Extreme heat doesn’t just mean a sunny day—it can have very real and very deadly consequences, as meteorologist Bernadette Woods Placky explains.More
By Climate Central
Global warming often conjures scenes of sweaty, scorching summer days, but daytime temperatures aren’t the only thing expected to rise in a warming world. Nights, too, are expected to get sultrier, with overnight lows not dropping as much as they used to.
That trend in increasing nighttime low temperatures is expected to continue for the entire U.S. as greenhouse gas emissions continue to rise and trap more and more heat. This trend has important human health implications and could affect power systems and agriculture.
This June was the second warmest June on record, going back to 1895, according to the National Oceanic and Atmospheric Administration.
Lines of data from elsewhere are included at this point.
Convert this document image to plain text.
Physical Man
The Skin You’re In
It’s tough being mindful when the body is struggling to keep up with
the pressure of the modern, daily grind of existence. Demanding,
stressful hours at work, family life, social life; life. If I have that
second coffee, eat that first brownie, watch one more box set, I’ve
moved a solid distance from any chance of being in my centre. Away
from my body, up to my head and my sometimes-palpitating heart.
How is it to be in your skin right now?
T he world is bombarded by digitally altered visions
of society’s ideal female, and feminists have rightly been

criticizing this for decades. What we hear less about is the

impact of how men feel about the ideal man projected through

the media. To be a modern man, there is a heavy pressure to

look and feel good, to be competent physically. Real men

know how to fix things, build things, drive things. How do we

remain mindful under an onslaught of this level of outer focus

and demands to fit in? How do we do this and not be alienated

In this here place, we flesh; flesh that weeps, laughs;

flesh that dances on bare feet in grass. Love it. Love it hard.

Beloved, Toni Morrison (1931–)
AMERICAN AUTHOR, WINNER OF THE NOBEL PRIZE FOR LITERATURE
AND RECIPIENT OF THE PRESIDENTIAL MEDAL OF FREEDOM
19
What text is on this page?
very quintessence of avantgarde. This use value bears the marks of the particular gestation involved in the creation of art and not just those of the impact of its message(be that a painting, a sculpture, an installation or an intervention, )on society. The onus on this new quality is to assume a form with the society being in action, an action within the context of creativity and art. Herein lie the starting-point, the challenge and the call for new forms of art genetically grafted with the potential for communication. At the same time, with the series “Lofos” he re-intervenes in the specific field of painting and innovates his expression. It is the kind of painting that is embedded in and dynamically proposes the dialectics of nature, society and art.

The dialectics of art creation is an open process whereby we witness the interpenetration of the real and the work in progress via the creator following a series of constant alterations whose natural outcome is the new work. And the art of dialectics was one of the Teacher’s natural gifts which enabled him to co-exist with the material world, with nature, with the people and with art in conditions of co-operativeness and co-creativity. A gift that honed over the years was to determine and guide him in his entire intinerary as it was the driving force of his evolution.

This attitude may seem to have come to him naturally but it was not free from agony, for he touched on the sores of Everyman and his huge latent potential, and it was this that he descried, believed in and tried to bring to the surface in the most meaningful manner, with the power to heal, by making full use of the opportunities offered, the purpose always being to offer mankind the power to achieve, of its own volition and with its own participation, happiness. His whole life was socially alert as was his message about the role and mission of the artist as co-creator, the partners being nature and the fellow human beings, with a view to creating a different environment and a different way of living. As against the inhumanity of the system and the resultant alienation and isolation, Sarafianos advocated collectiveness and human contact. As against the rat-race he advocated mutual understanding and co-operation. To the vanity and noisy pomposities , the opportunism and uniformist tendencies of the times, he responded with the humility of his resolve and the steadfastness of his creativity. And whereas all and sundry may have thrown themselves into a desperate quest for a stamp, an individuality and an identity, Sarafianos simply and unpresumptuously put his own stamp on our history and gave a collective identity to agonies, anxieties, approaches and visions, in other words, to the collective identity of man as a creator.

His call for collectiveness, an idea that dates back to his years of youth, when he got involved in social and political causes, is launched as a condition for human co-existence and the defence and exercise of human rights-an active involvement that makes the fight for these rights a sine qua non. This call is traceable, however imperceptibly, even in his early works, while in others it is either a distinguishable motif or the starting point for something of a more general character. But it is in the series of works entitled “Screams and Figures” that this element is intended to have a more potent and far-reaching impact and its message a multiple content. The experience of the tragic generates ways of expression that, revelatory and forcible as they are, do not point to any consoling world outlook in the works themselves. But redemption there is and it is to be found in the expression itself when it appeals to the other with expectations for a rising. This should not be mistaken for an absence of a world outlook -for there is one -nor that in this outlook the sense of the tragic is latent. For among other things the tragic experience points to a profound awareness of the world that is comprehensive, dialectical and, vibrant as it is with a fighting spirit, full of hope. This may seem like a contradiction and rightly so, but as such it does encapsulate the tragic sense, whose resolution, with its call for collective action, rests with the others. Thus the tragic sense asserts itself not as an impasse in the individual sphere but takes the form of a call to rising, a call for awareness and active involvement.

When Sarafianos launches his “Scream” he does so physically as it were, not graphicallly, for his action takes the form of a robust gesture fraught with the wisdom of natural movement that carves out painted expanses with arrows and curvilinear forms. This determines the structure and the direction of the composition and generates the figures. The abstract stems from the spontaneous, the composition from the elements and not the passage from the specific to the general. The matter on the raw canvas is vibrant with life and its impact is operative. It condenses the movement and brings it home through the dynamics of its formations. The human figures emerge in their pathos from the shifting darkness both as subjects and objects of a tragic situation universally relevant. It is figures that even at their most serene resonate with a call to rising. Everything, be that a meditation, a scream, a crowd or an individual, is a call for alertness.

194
And while that high ranking was fueled in part by a major heat wave out West, a big factor was the very warm nighttime temperatures across a large swath of the country. In fact, the June average minimum temperature for the contiguous U.S. was the warmest such on record, coming in 3.4°F above the 20th century average and 0.7°F above the previous record holder, June 2010.
(A Climate Central analysis shows how much nighttime low temperatures have risen since 1970 for locations across the country — see the trend in your area by selecting the nearest state in the interactive map above.)
When nighttime temperatures stay warm, they can cause health problems by not allowing bodies to cool down after hot days. This can be particularly dangerous for vulnerable populations like the elderly and for those without air conditioning. And according to the 2014 National Climate Assessment, rising nighttime lows can also tax power grids, as air conditioning demand stays high, and can negatively impact crops and farm animals.
So far this year, monthly warm low temperature records are outpacing cold low records by a factor of 3-to-1. And for the past 12 months, the number of daily all-time warm low temperature records in individual locations has been outpacing cold ones by an even greater margin of 6-to-1.
While the urban heat island effect accounts for some of the excess nighttime heat in cities, the trend in rising nighttime lows has been well-established in rural areas too, a clear sign of the effect of human-caused warming.